President Barack Obama’s fundraising trips and barnstorming around the country on Air Force One to push his jobs bill showcase an “essential truth” about his presidency: He’s uncomfortable doing the job, former George W. Bush adviser Karl Rove writes in an Op-Ed in
The Wall Street Journal.
“His renewed enthusiasm shows that nothing rejuvenates this president more than leaving Oval Office duties behind to reprise his role as stump speaker,” Rove writes. “We're even seeing snappy new slogans: the latest is ‘We can't wait,’ a clever way to hide Mr. Obama's discomfort with the business of convincing Congress to pass his bills.
“This slogan unintentionally showcases an essential truth about the Obama presidency: comfortable on the political hustings, he's uncomfortable doing the job. Energetic at campaigning, he's lethargic at governing. From the start of his administration, he has left the policy details and heavy lifting to others.”
Rove notes that, while the president was pushing investments in the country’s roads, bridges, and airports, he has taken no action on a multi-year highway bill that lapsed shortly before Obama took office in 2009. The program has only kept going through a series of temporary extensions.
“There is a price for Mr.

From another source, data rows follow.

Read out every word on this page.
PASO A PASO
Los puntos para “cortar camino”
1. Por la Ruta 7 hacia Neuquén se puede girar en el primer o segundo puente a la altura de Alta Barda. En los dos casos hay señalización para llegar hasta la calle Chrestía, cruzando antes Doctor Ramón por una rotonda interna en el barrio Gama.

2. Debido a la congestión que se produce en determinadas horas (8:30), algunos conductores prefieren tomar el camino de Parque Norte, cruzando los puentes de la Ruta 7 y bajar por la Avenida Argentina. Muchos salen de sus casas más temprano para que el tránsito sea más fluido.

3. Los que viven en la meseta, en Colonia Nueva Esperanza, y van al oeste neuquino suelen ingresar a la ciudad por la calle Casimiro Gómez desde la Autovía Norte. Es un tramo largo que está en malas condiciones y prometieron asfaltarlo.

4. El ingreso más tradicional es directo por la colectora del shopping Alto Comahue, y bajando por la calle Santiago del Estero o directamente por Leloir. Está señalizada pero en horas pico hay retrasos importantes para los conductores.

Obama's failure in 2009 to get it renewed for six years,” Rove wrote. “State officials would have had the confidence to commit to projects. Contractors would have the incentive to purchase more equipment and hire more people, providing more certainty for one important part of the economy.”

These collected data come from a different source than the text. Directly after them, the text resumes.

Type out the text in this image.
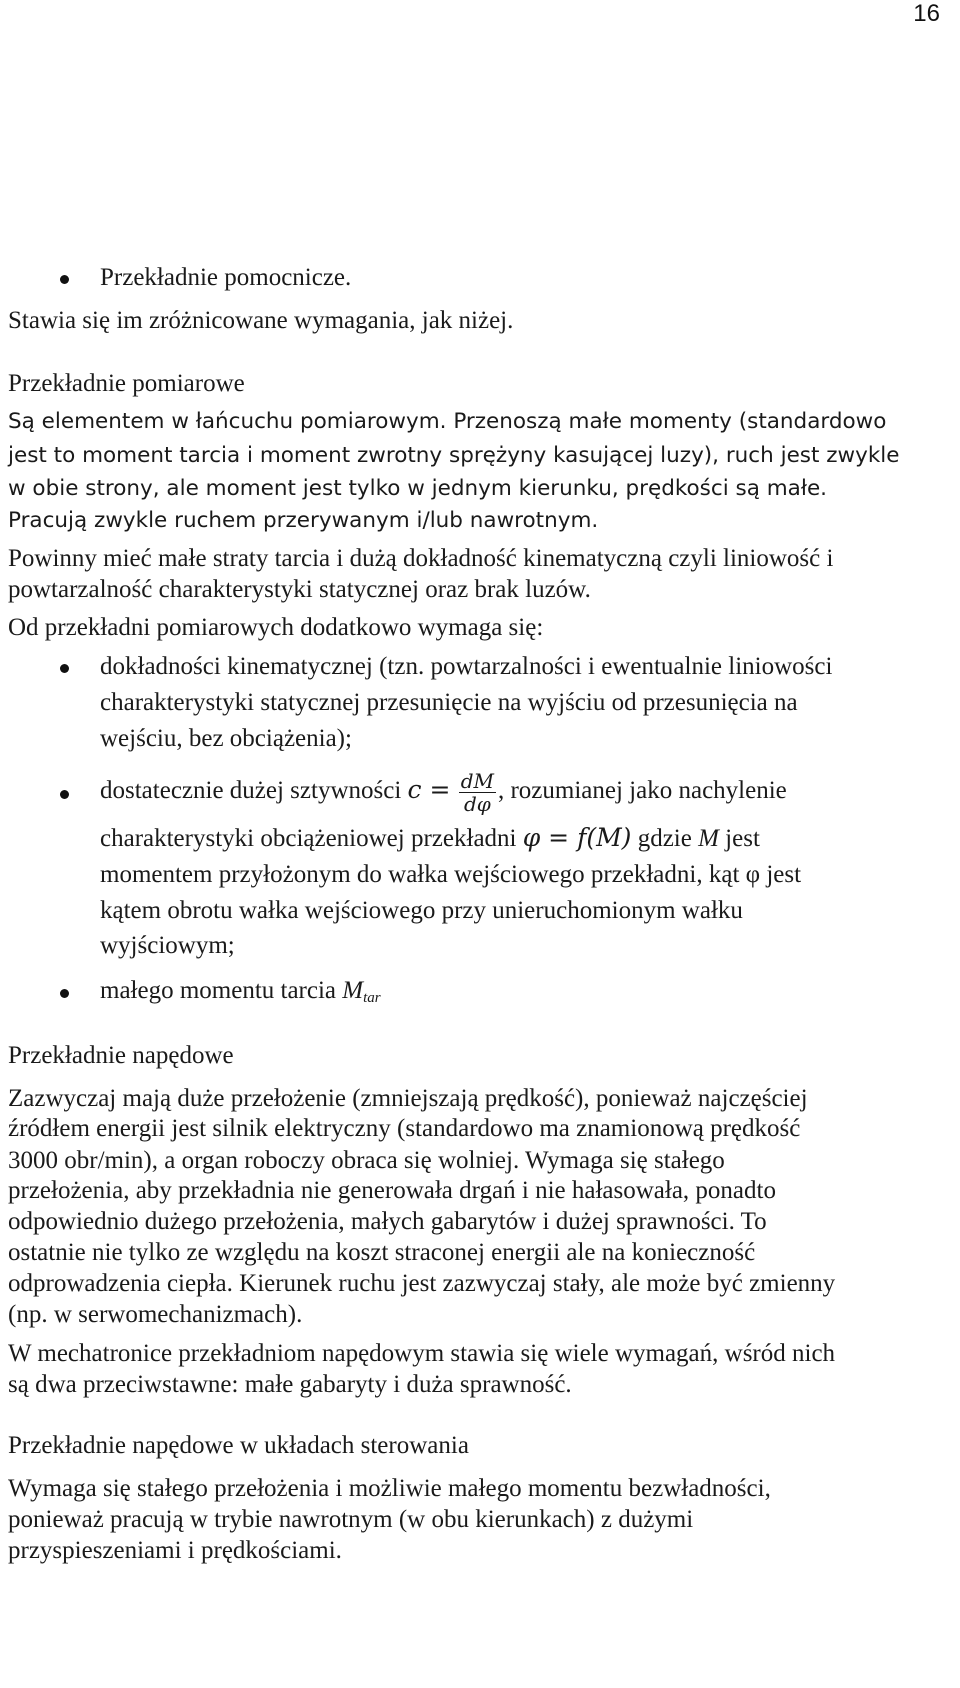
16
Przekładnie pomocnicze.
Stawia się im zróżnicowane wymagania, jak niżej.
Przekładnie pomiarowe
Są elementem w łańcuchu pomiarowym. Przenoszą małe momenty (standardowo
jest to moment tarcia i moment zwrotny sprężyny kasującej luzy), ruch jest zwykle
w obie strony, ale moment jest tylko w jednym kierunku, prędkości są małe.
Pracują zwykle ruchem przerywanym i/lub nawrotnym.
Powinny mieć małe straty tarcia i dużą dokładność kinematyczną czyli liniowość i
powtarzalność charakterystyki statycznej oraz brak luzów.
Od przekładni pomiarowych dodatkowo wymaga się:
dokładności kinematycznej (tzn. powtarzalności i ewentualnie liniowości
charakterystyki statycznej przesunięcie na wyjściu od przesunięcia na
wejściu, bez obciążenia);
dostatecznie dużej sztywności $c = \frac{dM}{d\varphi}$ , rozumianej jako nachylenie
charakterystyki obciążeniowej przekładni φ = f(M) gdzie M jest
momentem przyłożonym do wałka wejściowego przekładni, kąt φ jest
kątem obrotu wałka wejściowego przy unieruchomionym wałku
wyjściowym;
małego momentu tarcia $M_{tar}$
Przekładnie napędowe
Zazwyczaj mają duże przełożenie (zmniejszają prędkość), ponieważ najczęściej
źródłem energii jest silnik elektryczny (standardowo ma znamionową prędkość
3000 obr/min), a organ roboczy obraca się wolniej. Wymaga się stałego
przełożenia, aby przekładnia nie generowała drgań i nie hałasowała, ponadto
odpowiednio dużego przełożenia, małych gabarytów i dużej sprawności. To
ostatnie nie tylko ze względu na koszt straconej energii ale na konieczność
odprowadzenia ciepła. Kierunek ruchu jest zazwyczaj stały, ale może być zmienny
(np. w serwomechanizmach).
W mechatronice przekładniom napędowym stawia się wiele wymagań, wśród nich
są dwa przeciwstawne: małe gabaryty i duża sprawność.
Przekładnie napędowe w układach sterowania
Wymaga się stałego przełożenia i możliwie małego momentu bezwładności,
ponieważ pracują w trybie nawrotnym (w obu kierunkach) z dużymi
przyspieszeniami i prędkościami.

According to Rove, this “indifference to governing” prompted Obama to outsource key legislative initiatives such as the first stimulus and Obamacare, which resulted in “ineffective, unpopular and unworkable laws.”

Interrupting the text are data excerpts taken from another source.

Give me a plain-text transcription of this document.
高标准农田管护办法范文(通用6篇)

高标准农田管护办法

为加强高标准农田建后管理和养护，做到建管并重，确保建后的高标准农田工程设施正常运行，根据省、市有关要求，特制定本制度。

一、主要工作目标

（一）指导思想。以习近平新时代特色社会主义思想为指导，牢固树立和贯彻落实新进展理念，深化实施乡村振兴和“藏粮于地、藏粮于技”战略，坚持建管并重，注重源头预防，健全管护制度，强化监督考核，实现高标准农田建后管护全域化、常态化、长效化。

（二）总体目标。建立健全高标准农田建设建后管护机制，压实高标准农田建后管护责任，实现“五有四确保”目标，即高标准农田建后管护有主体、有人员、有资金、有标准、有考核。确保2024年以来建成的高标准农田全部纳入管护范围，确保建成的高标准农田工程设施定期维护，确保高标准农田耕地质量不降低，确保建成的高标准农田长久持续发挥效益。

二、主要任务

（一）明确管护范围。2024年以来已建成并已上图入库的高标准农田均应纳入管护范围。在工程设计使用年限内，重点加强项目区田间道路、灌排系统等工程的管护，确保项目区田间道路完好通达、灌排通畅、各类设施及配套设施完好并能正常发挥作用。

“It's an odd, even jarring, combination: Mr. Obama embraces hyperkinetic government spending and a powerful and all-intruding federal state while having a hands-off attitude toward its workings,” Rove wrote, adding that this would be fine if Obama were to be the challenger in 2012.
“But Mr. Obama's problem is he's the incumbent,” Rove concluded. “To paraphrase what Joe Louis said of Billy Conn, he can run from his record but he can't hide from it. Mr. Obama is past the point of being judged mostly on words. This time around, he'll be judged mostly on competence. Americans expect more of their chief executive than a passion for the campaign stump.”